Questionné en chambre il y a quelques semaines par le chef de la CAQ sur la volonté de son gouvernement de relever les seuils d’immigration de la province, le premier ministre s’est fendu d’une attaque injustifiée contre François Legault, qu’il accusait à mots à peine voilés de « souffler sur les braises de l’intolérance ». Pourtant, dans le contexte actuel, les questions du chef caquiste étaient plus que pertinentes : comment assurer l’intégration sociale et professionnelle de ces nouveaux arrivants alors que le gouvernement semble présentement incapable d’établir un plan d’action concret et surtout, fournir les ressources financières nécessaires à la francisation des néo-Québécois, pourtant la principale clé à leur intégration à leur nouvelle société d’accueil.
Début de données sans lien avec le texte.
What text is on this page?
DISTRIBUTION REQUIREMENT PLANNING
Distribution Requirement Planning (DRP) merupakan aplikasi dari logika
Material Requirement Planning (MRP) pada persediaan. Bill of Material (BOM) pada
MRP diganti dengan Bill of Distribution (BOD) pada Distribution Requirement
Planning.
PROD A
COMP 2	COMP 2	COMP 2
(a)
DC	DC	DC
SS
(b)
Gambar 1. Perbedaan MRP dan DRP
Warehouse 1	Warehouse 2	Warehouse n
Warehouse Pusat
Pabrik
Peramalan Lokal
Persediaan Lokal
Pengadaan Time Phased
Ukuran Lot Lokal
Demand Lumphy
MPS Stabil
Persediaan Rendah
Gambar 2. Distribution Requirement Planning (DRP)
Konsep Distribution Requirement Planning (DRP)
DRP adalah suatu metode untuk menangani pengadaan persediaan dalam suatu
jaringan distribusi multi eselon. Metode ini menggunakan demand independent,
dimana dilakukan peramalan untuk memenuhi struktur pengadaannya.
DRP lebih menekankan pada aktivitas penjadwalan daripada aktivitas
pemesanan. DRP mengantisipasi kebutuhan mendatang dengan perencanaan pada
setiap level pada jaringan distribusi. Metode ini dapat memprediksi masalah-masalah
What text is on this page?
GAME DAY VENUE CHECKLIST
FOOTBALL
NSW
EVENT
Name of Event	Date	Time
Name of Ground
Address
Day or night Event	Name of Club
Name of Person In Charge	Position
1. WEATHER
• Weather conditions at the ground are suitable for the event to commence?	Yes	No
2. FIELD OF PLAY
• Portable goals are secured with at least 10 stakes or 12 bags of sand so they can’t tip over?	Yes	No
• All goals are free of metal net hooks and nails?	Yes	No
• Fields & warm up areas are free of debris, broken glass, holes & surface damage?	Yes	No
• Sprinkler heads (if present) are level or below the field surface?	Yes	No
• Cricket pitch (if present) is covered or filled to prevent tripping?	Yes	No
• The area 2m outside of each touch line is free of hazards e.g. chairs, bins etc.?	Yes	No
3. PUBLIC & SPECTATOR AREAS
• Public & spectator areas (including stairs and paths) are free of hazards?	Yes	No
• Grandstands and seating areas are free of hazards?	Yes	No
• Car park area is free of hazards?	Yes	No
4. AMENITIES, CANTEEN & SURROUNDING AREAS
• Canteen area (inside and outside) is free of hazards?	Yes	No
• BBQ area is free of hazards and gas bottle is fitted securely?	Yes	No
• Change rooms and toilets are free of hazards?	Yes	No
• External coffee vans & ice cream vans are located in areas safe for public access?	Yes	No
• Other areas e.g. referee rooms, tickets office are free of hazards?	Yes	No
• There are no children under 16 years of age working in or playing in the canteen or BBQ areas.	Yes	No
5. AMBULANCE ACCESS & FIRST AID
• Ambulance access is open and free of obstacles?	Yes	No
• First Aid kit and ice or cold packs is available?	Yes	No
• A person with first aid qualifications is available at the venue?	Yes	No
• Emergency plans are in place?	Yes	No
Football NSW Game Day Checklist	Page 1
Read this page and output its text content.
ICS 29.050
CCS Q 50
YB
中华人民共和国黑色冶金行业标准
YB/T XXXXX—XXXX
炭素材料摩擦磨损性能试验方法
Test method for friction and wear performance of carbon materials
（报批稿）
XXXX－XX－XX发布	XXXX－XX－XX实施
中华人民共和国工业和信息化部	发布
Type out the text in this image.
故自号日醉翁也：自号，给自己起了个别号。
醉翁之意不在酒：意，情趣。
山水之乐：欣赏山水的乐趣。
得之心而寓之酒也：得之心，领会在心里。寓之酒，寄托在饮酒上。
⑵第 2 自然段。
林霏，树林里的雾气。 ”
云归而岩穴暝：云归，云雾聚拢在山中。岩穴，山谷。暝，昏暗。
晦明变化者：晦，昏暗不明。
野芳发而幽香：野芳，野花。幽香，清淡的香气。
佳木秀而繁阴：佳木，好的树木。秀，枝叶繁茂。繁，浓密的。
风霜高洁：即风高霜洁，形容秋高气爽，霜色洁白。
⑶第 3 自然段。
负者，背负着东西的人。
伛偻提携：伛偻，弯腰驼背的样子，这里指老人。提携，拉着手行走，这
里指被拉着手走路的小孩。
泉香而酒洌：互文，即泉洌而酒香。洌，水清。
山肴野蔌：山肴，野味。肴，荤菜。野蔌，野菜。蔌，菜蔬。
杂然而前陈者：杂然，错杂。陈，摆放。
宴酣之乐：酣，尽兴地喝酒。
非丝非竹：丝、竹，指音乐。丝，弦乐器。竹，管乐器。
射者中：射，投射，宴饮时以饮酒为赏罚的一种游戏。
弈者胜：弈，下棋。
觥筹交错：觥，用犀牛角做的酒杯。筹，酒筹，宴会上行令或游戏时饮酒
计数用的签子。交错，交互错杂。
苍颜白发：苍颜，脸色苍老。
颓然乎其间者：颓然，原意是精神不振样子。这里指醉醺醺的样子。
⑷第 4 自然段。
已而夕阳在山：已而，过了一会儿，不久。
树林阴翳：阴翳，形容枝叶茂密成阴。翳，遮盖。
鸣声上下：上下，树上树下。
S’il convient de se méfier des discours réactionnaires quant à l’immigration, il est cependant préoccupant de constater la désinvolture avec laquelle le gouvernement semble traiter le dossier délicat de la langue et de l’intégration des nouveaux arrivants. Les récents événements survenus en Europe nous prouvent bien que l’exclusion sociale (qu’elle soit le fait d’un racisme ambiant ou de l’incapacité à assurer l’avenir économique d’une famille de nouveaux arrivants) fait le lit des groupes extrémistes, et que c’est dans ce terreau que germe les idées les plus radicales.

Reprendre l’initiative

Il reste à peine deux ans au premier ministre pour reprendre l’initiative et communiquer aux Québécois une vision concrète de l’avenir du Québec. Surtout, l’entourage de Philippe Couillard devra le convaincre que la fonction de premier ministre du Québec n’est pas celle d’un technocrate en chef sans âme, mais qu’elle comporte, en elle-même, une charge symbolique importante. Couillard est sans doute le premier chef de gouvernement depuis le début des années 90 à ne porter aucune revendication auprès d’Ottawa afin d’assurer ou d’accroître l’autonomie du Québec (même Jean Charest avait su incarner, à sa façon, une certaine forme d’autonomisme), faisant sans doute de lui le plus « canadien » de nos premiers ministres à ce jour. Il devra également se montrer plus sensible aux enjeux de la langue et de l’identité, et proposer à la population un programme qui va au-delà de l’austère obsession de l’équilibre des comptes publics qui anime son équipe économique, alors qu’Ottawa a marqué ces dernières semaines la fin de l’austérité sur la scène fédérale. Alors que les jeunes familles de la classe moyenne subissent dans de nombreux domaines les compressions gouvernementales et que les enjeux éthiques refont surface, ces jours, avec encore plus d’acuité, nous sommes en droit de nous demander s’il y a encore un capitaine derrière le gouvernail de l’État… La même question aujourd’hui demeure: qu’est-ce qui anime donc Philippe Couillard?